The publication of Ulysses was a trying experience for its author, and no less so than the difficulties endured while writing it. Early manuscripts of the novel show Joyce beginning to move beyond the more formally traditional work represented in his Dubliners and A Portrait of the Artist as a Young Man and towards his mature style. Introduced to Harriet Shaw Weaver by Ezra Pound, Joyce first hoped to publish the novel serially in her journal The Egoist, but legal problems in England and America (resulting from the novel's presumed obsene content) halted this plan. Sylvia Beach of the Shakespeare and Company bookshop in Paris intervened at this seemingly desperate stage and Ulysses, published under her imprint, was revived for publication.
The first printing consisted of 1,000 copies, divided into three various limitations. The first 100 copies were printed on fine handmade paper, numbered 1-100, and signed by Joyce. Copies 101-250 were also printed on handmade paper, though of a lesser grade than the first 100, and were not signed by Joyce. The final 750 copies--as here--were numbered 251-1,000, printed on the least expensive stock of paper, and like the previous limitation, were not signed by Joyce.
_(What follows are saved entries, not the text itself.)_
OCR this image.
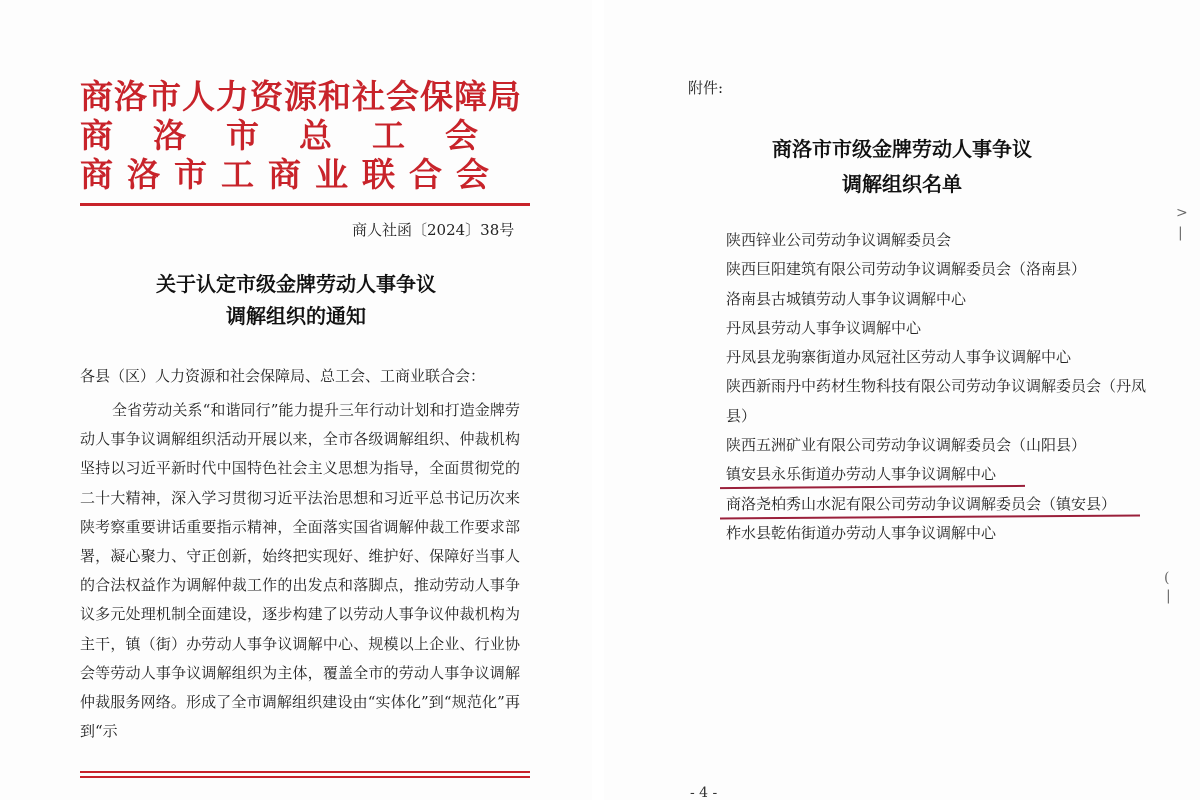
商洛市人力资源和社会保障局
商洛市总工会
商洛市工商业联合会
商人社函〔2024〕38号
关于认定市级金牌劳动人事争议
调解组织的通知
各县（区）人力资源和社会保障局、总工会、工商业联合会：
全省劳动关系“和谐同行”能力提升三年行动计划和打造金牌劳动人事争议调解组织活动开展以来，全市各级调解组织、仲裁机构坚持以习近平新时代中国特色社会主义思想为指导，全面贯彻党的二十大精神，深入学习贯彻习近平法治思想和习近平总书记历次来陕考察重要讲话重要指示精神，全面落实国省调解仲裁工作要求部署，凝心聚力、守正创新，始终把实现好、维护好、保障好当事人的合法权益作为调解仲裁工作的出发点和落脚点，推动劳动人事争议多元处理机制全面建设，逐步构建了以劳动人事争议仲裁机构为主干，镇（街）办劳动人事争议调解中心、规模以上企业、行业协会等劳动人事争议调解组织为主体，覆盖全市的劳动人事争议调解仲裁服务网络。形成了全市调解组织建设由“实体化”到“规范化”再到“示
附件:
商洛市市级金牌劳动人事争议
调解组织名单
陕西锌业公司劳动争议调解委员会
陕西巨阳建筑有限公司劳动争议调解委员会（洛南县）
洛南县古城镇劳动人事争议调解中心
丹凤县劳动人事争议调解中心
丹凤县龙驹寨街道办凤冠社区劳动人事争议调解中心
陕西新雨丹中药材生物科技有限公司劳动争议调解委员会（丹凤县）
陕西五洲矿业有限公司劳动争议调解委员会（山阳县）
镇安县永乐街道办劳动人事争议调解中心
商洛尧柏秀山水泥有限公司劳动争议调解委员会（镇安县）
柞水县乾佑街道办劳动人事争议调解中心
>
|
(
|
- 4 -
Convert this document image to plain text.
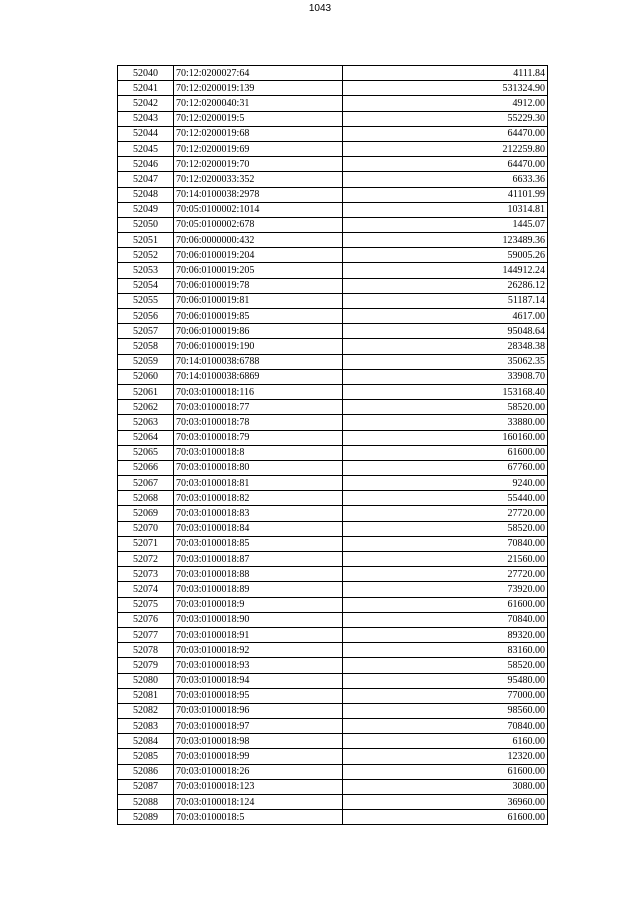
1043
52040	70:12:0200027:64	4111.84
52041	70:12:0200019:139	531324.90
52042	70:12:0200040:31	4912.00
52043	70:12:0200019:5	55229.30
52044	70:12:0200019:68	64470.00
52045	70:12:0200019:69	212259.80
52046	70:12:0200019:70	64470.00
52047	70:12:0200033:352	6633.36
52048	70:14:0100038:2978	41101.99
52049	70:05:0100002:1014	10314.81
52050	70:05:0100002:678	1445.07
52051	70:06:0000000:432	123489.36
52052	70:06:0100019:204	59005.26
52053	70:06:0100019:205	144912.24
52054	70:06:0100019:78	26286.12
52055	70:06:0100019:81	51187.14
52056	70:06:0100019:85	4617.00
52057	70:06:0100019:86	95048.64
52058	70:06:0100019:190	28348.38
52059	70:14:0100038:6788	35062.35
52060	70:14:0100038:6869	33908.70
52061	70:03:0100018:116	153168.40
52062	70:03:0100018:77	58520.00
52063	70:03:0100018:78	33880.00
52064	70:03:0100018:79	160160.00
52065	70:03:0100018:8	61600.00
52066	70:03:0100018:80	67760.00
52067	70:03:0100018:81	9240.00
52068	70:03:0100018:82	55440.00
52069	70:03:0100018:83	27720.00
52070	70:03:0100018:84	58520.00
52071	70:03:0100018:85	70840.00
52072	70:03:0100018:87	21560.00
52073	70:03:0100018:88	27720.00
52074	70:03:0100018:89	73920.00
52075	70:03:0100018:9	61600.00
52076	70:03:0100018:90	70840.00
52077	70:03:0100018:91	89320.00
52078	70:03:0100018:92	83160.00
52079	70:03:0100018:93	58520.00
52080	70:03:0100018:94	95480.00
52081	70:03:0100018:95	77000.00
52082	70:03:0100018:96	98560.00
52083	70:03:0100018:97	70840.00
52084	70:03:0100018:98	6160.00
52085	70:03:0100018:99	12320.00
52086	70:03:0100018:26	61600.00
52087	70:03:0100018:123	3080.00
52088	70:03:0100018:124	36960.00
52089	70:03:0100018:5	61600.00
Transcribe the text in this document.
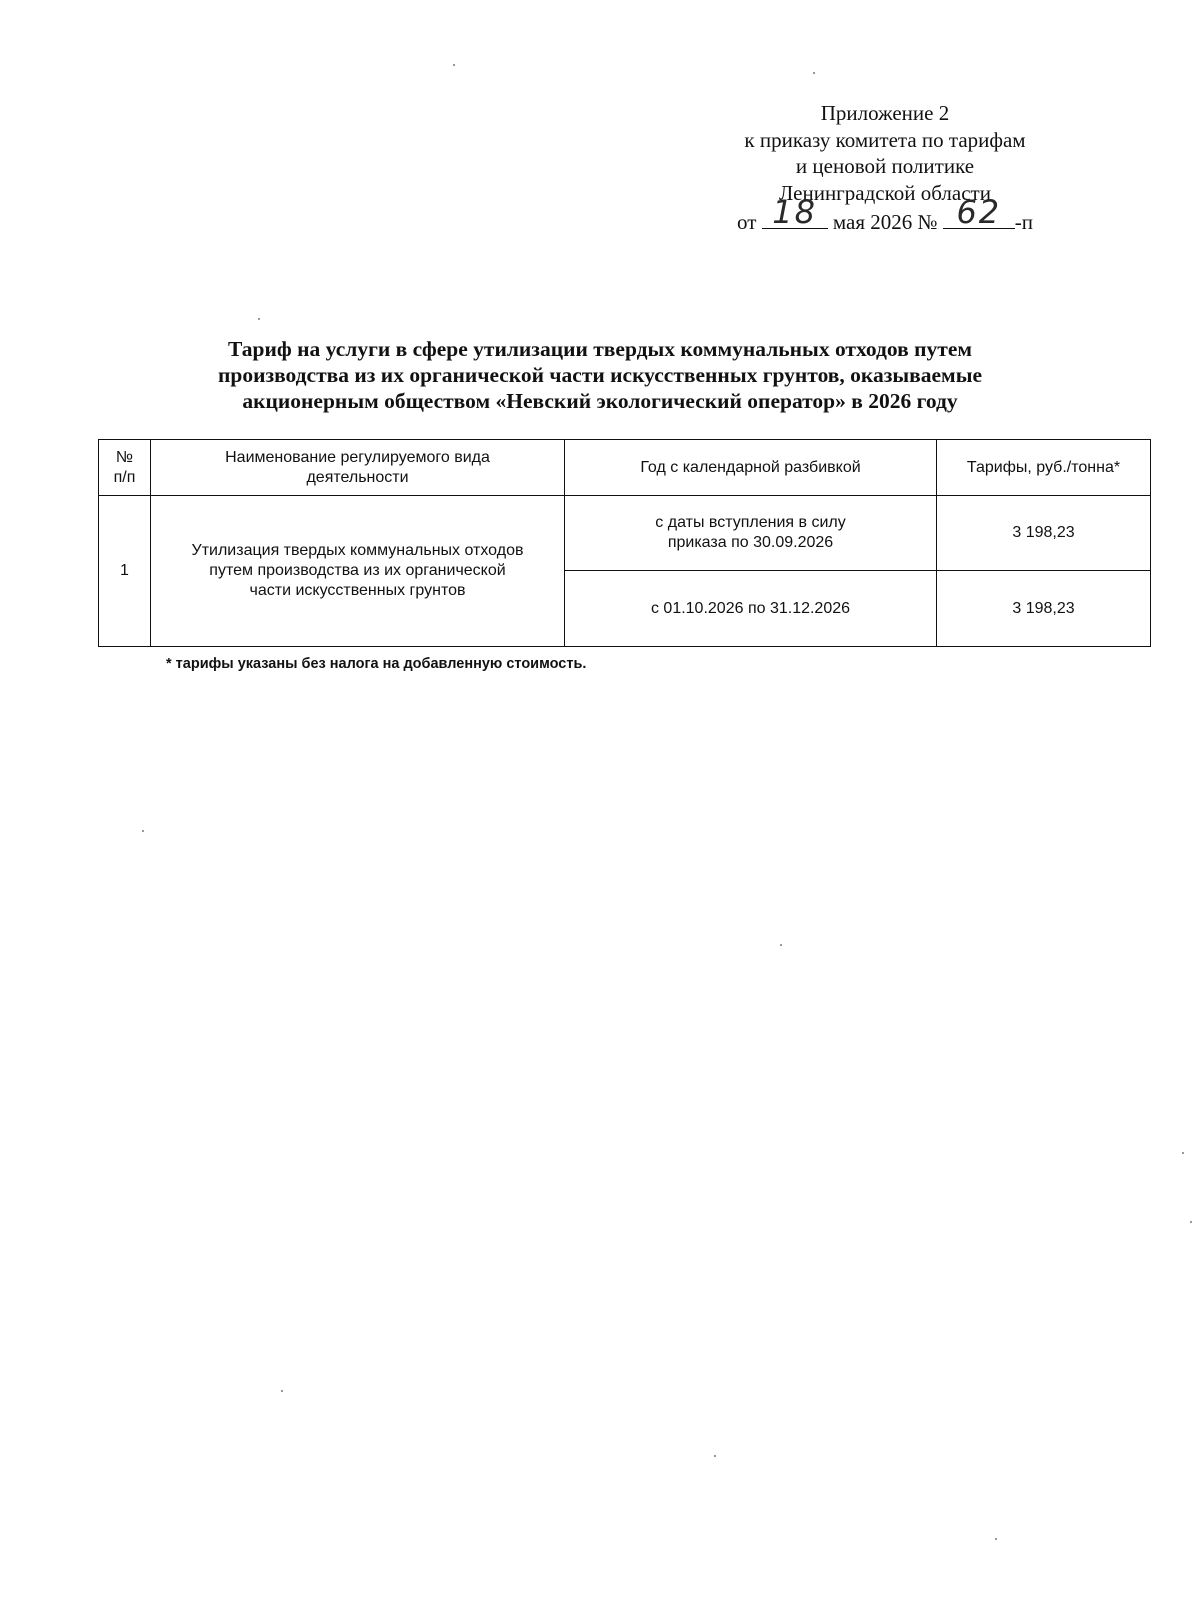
Приложение 2
к приказу комитета по тарифам
и ценовой политике
Ленинградской области
от 18 мая 2026 № 62 -п
Тариф на услуги в сфере утилизации твердых коммунальных отходов путем
производства из их органической части искусственных грунтов, оказываемые
акционерным обществом «Невский экологический оператор» в 2026 году
№
п/п	Наименование регулируемого вида
деятельности	Год с календарной разбивкой	Тарифы, руб./тонна*
1	Утилизация твердых коммунальных отходов
путем производства из их органической
части искусственных грунтов	с даты вступления в силу
приказа по 30.09.2026	3 198,23
		с 01.10.2026 по 31.12.2026	3 198,23
* тарифы указаны без налога на добавленную стоимость.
The book was scheduled for publication on February 2, 1922, Joyce's fortieth birthday, but because of technical problems with printing the cover (which he wished to match in color the blue of the Greek flag), only 2 copies were ready by that date. Joyce expressed his appreciation for the book in a note to Beach: "I cannot let today pass without thanking you for all the trouble and worry you have given yourself about my book during the last year." Beach later wrote of their respective celebratory moods: "Here at last was Ulysses, in a Greek blue jacket, bearing the title and the author's name in white letters. Here were the seven hundred and thirty-two pages 'complete as written', and an average of one to half a dozen typographical errors per page." Soon after publication Joyce gathered together a list of errata. It was by no means complete.
See Sylvia Beach, Shakespeare and Company, London, 1959. Connolly, The Modern Movement 42; Slocum & Cahoon A17. A VERY FINE COPY.